Et gardons-les bien en mémoire ces gardiens de la Fraternité, car ils se trompent de sens en apprenant l’obéissance à plus de cent jeunes Lycéens, humiliés, avec leurs mains menottées dans le dos, le visage face à un mur, d’autres à genoux, les mains sur la tête. Je n’ai pas le souvenir de scènes aussi violentes qui cristallisent là, l’intensité de la répression décidée par un gouvernement aux abois qui a pris peur, jusqu’à emprisonner près de 300 Gilets Jaunes. Ce geste humiliant va laisser des traces qui surgissent déjà dans certaines manifestations par la reprise du mouvement des mains sur la tête comme le symbole d’un refus de se plier à toute force aveugle. Il y a de quoi avoir la trouille, car un gouvernement qui ne respecte pas la jeunesse de son pays prépare des lendemains difficiles.
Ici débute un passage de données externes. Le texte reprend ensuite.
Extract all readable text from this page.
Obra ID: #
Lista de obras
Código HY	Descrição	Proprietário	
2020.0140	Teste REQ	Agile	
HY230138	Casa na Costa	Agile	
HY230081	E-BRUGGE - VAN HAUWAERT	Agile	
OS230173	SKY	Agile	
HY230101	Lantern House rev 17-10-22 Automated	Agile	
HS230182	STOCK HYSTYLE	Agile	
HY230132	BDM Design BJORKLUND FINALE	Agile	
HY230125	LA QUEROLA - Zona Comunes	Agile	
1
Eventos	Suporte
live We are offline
Tout cela au moment où la bobopolitique débat des méfaits de la fessée, sans empêcher la caresse des coups de matraque et la douceur des menottes de tomber à tour de bras pour dresser nos enfants qui ont l’outrecuidance de penser à leur avenir. Et la température monte. Alors je me dis que si Emmanuel Macron ne rétablit pas l’ISF, d’une part, et s’il n’incurve pas sa politique sociale, la colère pourrait ne plus être contenue. « On essaie qu’il y ait zéro violence ici, mais il faut vite qu’il y ait des annonces, sinon ça va se compliquer » confie Nicolas dans Le Monde du samedi 9 décembre.
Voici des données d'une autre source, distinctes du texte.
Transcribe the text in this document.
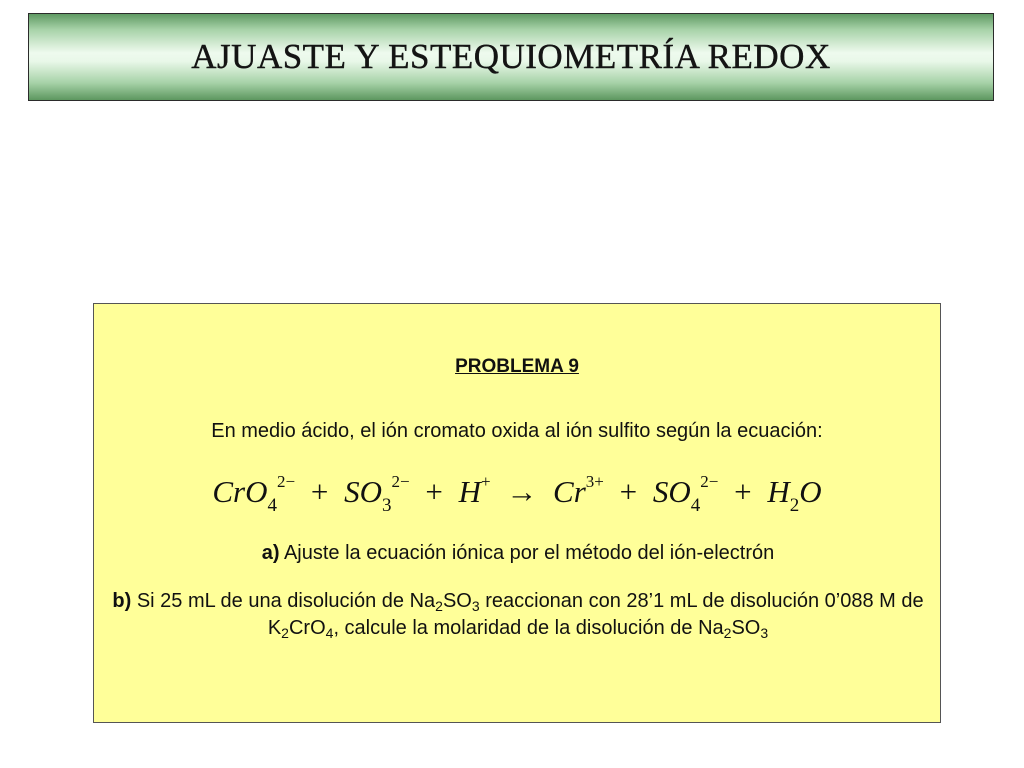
AJUASTE Y ESTEQUIOMETRÍA REDOX
PROBLEMA 9
En medio ácido, el ión cromato oxida al ión sulfito según la ecuación:
$CrO_4^{2-} + SO_3^{2-} + H^+ \to Cr^{3+} + SO_4^{2-} + H_2O$
a) Ajuste la ecuación iónica por el método del ión-electrón
b) Si 25 mL de una disolución de $Na_2SO_3$ reaccionan con 28’1 mL de disolución 0’088 M de $K_2CrO_4$, calcule la molaridad de la disolución de $Na_2SO_3$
Malheureusement, le discours d’Emmanuel Macron du 10 décembre ne sera qu’une litanie soporifique des impératifs qu’imposent la mondialisation et le destin de son Europe, saupoudrée de quelques miettes de promesses. Il n’a nullement pris la mesure de la protestation qui réclame un nettoyage du sol au plafond ou bien s’il l’a sentie, elle lui a fait peur au point de tenter un désamorçage. Mais face au boulet jaune incandescent des Gilets Jaunes en colère, notamment réduits, pour certains, à la faiblesse abyssale de leurs salaires, lui qui a fait l’ENA va faire l’ANE comme si de simples cataplasmes d’oseille suffisaient à calmer la fièvre.
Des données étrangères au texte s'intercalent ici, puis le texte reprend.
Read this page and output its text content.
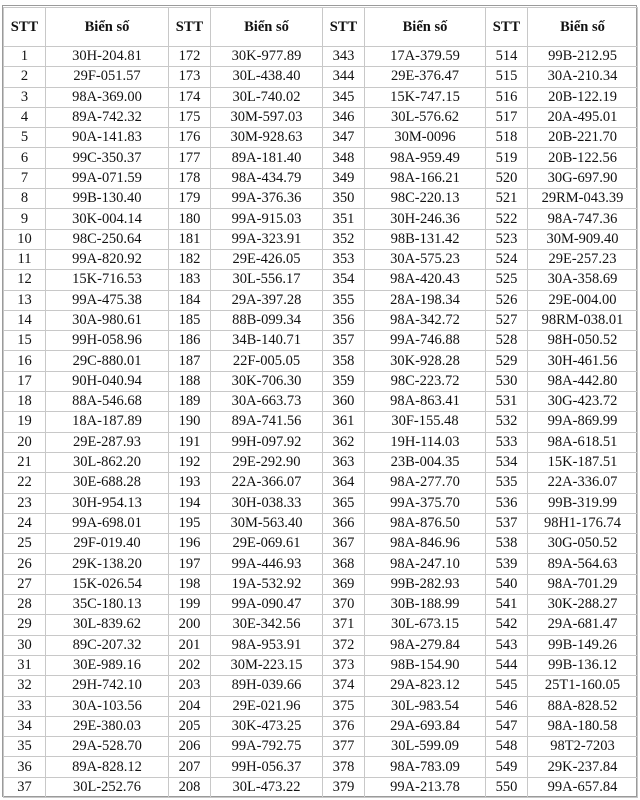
STT	Biển số	STT	Biển số	STT	Biển số	STT	Biển số
1	30H-204.81	172	30K-977.89	343	17A-379.59	514	99B-212.95
2	29F-051.57	173	30L-438.40	344	29E-376.47	515	30A-210.34
3	98A-369.00	174	30L-740.02	345	15K-747.15	516	20B-122.19
4	89A-742.32	175	30M-597.03	346	30L-576.62	517	20A-495.01
5	90A-141.83	176	30M-928.63	347	30M-0096	518	20B-221.70
6	99C-350.37	177	89A-181.40	348	98A-959.49	519	20B-122.56
7	99A-071.59	178	98A-434.79	349	98A-166.21	520	30G-697.90
8	99B-130.40	179	99A-376.36	350	98C-220.13	521	29RM-043.39
9	30K-004.14	180	99A-915.03	351	30H-246.36	522	98A-747.36
10	98C-250.64	181	99A-323.91	352	98B-131.42	523	30M-909.40
11	99A-820.92	182	29E-426.05	353	30A-575.23	524	29E-257.23
12	15K-716.53	183	30L-556.17	354	98A-420.43	525	30A-358.69
13	99A-475.38	184	29A-397.28	355	28A-198.34	526	29E-004.00
14	30A-980.61	185	88B-099.34	356	98A-342.72	527	98RM-038.01
15	99H-058.96	186	34B-140.71	357	99A-746.88	528	98H-050.52
16	29C-880.01	187	22F-005.05	358	30K-928.28	529	30H-461.56
17	90H-040.94	188	30K-706.30	359	98C-223.72	530	98A-442.80
18	88A-546.68	189	30A-663.73	360	98A-863.41	531	30G-423.72
19	18A-187.89	190	89A-741.56	361	30F-155.48	532	99A-869.99
20	29E-287.93	191	99H-097.92	362	19H-114.03	533	98A-618.51
21	30L-862.20	192	29E-292.90	363	23B-004.35	534	15K-187.51
22	30E-688.28	193	22A-366.07	364	98A-277.70	535	22A-336.07
23	30H-954.13	194	30H-038.33	365	99A-375.70	536	99B-319.99
24	99A-698.01	195	30M-563.40	366	98A-876.50	537	98H1-176.74
25	29F-019.40	196	29E-069.61	367	98A-846.96	538	30G-050.52
26	29K-138.20	197	99A-446.93	368	98A-247.10	539	89A-564.63
27	15K-026.54	198	19A-532.92	369	99B-282.93	540	98A-701.29
28	35C-180.13	199	99A-090.47	370	30B-188.99	541	30K-288.27
29	30L-839.62	200	30E-342.56	371	30L-673.15	542	29A-681.47
30	89C-207.32	201	98A-953.91	372	98A-279.84	543	99B-149.26
31	30E-989.16	202	30M-223.15	373	98B-154.90	544	99B-136.12
32	29H-742.10	203	89H-039.66	374	29A-823.12	545	25T1-160.05
33	30A-103.56	204	29E-021.96	375	30L-983.54	546	88A-828.52
34	29E-380.03	205	30K-473.25	376	29A-693.84	547	98A-180.58
35	29A-528.70	206	99A-792.75	377	30L-599.09	548	98T2-7203
36	89A-828.12	207	99H-056.37	378	98A-783.09	549	29K-237.84
37	30L-252.76	208	30L-473.22	379	99A-213.78	550	99A-657.84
Il dit que nous vivons un Moment historique de notre pays. Oui, sans doute ! Mais grâce à qui ? Qu’aurait-il fait sans le pic de violence tant reproché ? Aurait-il proposé un large débat national ?
Certes, il fait son mea culpa et reconnaît les blessures crées par ses propos (... Gaulois réfractaires au changement ... les gens qui ne sont rien ...) et déclare qu’il aime son pays, mais ne peut s’empêcher d’ostraciser ceux qui ne respecteraient pas les lois ; il veut une France où chacun vivrait de son travail, ce qui est au centre des revendications des Gilets Jaunes. Alors il recule sur la taxe, il propose cent euros par mois, pour les plus démunis (avec un mode de répartition qui verra la somme fondre comme une glace au soleil), il offre les heures supplémentaires sans impôts ni charge et une prime de fin d’années au bon soin des patrons. Mais il ne remet pas en question la suppression de l’Impôt Sur la Fortune. Alors, il a beau déclarer que ses Ministres iront au plus près du terrain, il a beau dire qu’il s’engage à mieux considérer ses concitoyens, le symbole de l’inégalité de traitement, lui, ne tremble pas. Et les yeux sur le prompteur et non les yeux dans les yeux des citoyennes et des citoyens, il continue de besogner sa parole qui manque de sincérité, de chaleur et de compassion. Il ose même dire qu’il veut les services publics dans tous les territoires au moment même où dans certains de ces territoires sa politique fait un vide social qui progresse avec des écoles rurales et des bureaux de postes qui ferment sans cesse. En réalité il a fait une promesse, et il y tient ferme, c’est une transformation pro-business de la société française.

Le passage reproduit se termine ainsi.